There are 2 methods used to measure FTP. The first has the cyclist complete an all out effort for 20 minutes, and then multiply the average power for the effort by 95%. The second method, has the cyclist complete two 8-minute all out efforts with a 10 minute active recovery between each. and then multiply the best of the 2 average wattages by 90%. Including a warmup and cool down, each methods takes approximately 60 minutes to complete.
Each method appears to produce different results (see the results in the above table – 256 vs 293), so I have decided to alternate the methods over the course of the year, and average the results at the end of the year to estimate my FTP.
Have you ever wondered what your optimum FTP is given your gender, weight, and age? I have. There is no point comparing results to the pros, or younger athletes. How do you do it then?

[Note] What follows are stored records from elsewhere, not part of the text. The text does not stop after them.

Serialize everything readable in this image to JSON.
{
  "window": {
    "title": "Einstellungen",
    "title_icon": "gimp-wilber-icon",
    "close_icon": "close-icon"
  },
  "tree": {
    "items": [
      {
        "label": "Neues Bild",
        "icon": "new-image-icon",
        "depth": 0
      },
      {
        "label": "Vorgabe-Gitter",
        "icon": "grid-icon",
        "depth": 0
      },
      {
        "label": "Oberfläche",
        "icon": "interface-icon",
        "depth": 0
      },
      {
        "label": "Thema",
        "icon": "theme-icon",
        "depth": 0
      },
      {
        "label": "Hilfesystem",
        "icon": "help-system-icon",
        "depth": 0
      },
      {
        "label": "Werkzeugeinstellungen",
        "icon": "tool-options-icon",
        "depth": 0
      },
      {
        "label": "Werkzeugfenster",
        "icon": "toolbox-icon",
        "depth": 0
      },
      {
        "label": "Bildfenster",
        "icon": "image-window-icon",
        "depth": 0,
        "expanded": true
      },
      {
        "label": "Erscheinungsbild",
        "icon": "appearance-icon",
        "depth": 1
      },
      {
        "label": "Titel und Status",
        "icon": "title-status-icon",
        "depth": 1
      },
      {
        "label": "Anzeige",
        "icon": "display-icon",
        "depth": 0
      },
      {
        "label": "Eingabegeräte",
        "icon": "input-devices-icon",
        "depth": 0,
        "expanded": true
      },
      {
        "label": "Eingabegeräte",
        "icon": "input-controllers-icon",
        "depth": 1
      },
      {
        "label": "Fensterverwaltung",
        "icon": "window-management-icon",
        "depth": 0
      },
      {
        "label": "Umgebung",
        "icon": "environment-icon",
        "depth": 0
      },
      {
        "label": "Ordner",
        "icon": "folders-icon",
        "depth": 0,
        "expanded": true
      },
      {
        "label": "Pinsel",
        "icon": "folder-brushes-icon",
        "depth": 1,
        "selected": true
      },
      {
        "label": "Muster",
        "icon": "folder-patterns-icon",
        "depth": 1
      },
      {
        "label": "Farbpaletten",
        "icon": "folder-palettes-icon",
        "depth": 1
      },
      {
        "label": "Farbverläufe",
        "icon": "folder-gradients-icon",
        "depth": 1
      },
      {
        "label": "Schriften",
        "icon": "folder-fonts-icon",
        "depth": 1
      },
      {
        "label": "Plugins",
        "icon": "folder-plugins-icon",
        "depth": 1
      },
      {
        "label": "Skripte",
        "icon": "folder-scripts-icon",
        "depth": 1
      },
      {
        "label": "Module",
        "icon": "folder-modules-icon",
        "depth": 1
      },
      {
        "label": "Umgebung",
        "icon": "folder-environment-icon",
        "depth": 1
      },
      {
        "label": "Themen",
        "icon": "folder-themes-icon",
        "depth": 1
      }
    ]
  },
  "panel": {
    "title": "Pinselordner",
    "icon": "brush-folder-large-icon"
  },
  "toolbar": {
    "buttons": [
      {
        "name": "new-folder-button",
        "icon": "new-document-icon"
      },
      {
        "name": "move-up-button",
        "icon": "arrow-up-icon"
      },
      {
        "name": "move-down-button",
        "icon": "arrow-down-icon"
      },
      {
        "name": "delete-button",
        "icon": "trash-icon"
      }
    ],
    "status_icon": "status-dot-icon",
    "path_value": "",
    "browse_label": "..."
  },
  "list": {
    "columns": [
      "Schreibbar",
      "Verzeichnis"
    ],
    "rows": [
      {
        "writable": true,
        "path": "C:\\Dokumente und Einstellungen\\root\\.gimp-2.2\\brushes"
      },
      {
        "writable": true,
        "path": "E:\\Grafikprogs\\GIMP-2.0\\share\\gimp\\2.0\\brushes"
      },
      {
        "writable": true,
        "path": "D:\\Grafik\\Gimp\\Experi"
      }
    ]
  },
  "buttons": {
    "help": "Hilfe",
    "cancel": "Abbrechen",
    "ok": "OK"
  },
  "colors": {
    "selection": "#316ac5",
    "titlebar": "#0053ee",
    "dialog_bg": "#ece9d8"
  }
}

Joe Friel has a method – a simple 2 step calculation –
- Multiply your weight in pounds by 2; and then,
- Subtract 0.50% for every year you are over 35 years of age.
The result is the optimum FTP for your gender, weight, and age.
Hmm …. I wonder?
I weigh 145 pounds, and am 71 years old. Let’s do the math.
(145 lbs x 2) = 290
(0.5 x 290) x 36 years = 1.45 x 36 = 52.2
FTP = 290 – 52.2 = 237.8
If your actual FTP based on testing falls short of the estimation then you may have a new training objective for this winter. If your known FTP exceeds the estimation then congratulations for doing something right in your training. – Joe Friel
Today, my “actual FTP” was 293.4 based on the 8-minute test. So, according to Joe Friel, I must be doing “something right”. Even at 255, I doing “something right”.
These are just numbers, a way to set training goals, and to measure progress. I don’t pay too much attention to them, although I am interested in knowing how much I can improve as a “senior” cyclist. Can I record an FTP of 300? 325? 350? I have no idea, but I am going to try.
The number that matters more is the power / weight ratio. The lighter, and stronger you are, the more easily you can climb, and maintain a consistent pace. This time last year my FTP was 288.8 using the 8-minute test, but I weighed 160 (73 kg) pounds. My power / weight ratio was 288.9 / 73 = 3.96. Today, my FTP is 293.4, but I weigh 145 pounds (66 kg), making my current power to weight ratio 293.4 / 66 = 4.45. A significant difference.
They are just numbers. Right? Well, I climb more easily, and faster. I don’t tire as easily. And, most importantly, I enjoy my rides more than ever. These are just numbers, but they do matter.
This is what I do with them. I use them to calculate power training zones, schedule workouts, and select routes accordingly –
One number that has surprised me is my estimated VO2 Max. It is an estimate based on the Garmin Activity Tracker I wear. Since I began using it at the beginning of January, it has increased from 39 to 47, which for my age is excellent. I was of the understanding that VO2 decreases with age, and can’t be improved. I suspect that is true, and think the tracker needs several weeks to monitor your activity level. In any case, I am pleased with the number.
If my “fitness age is that of an excellent 20 year old”, why do they beat me up the hills all the time?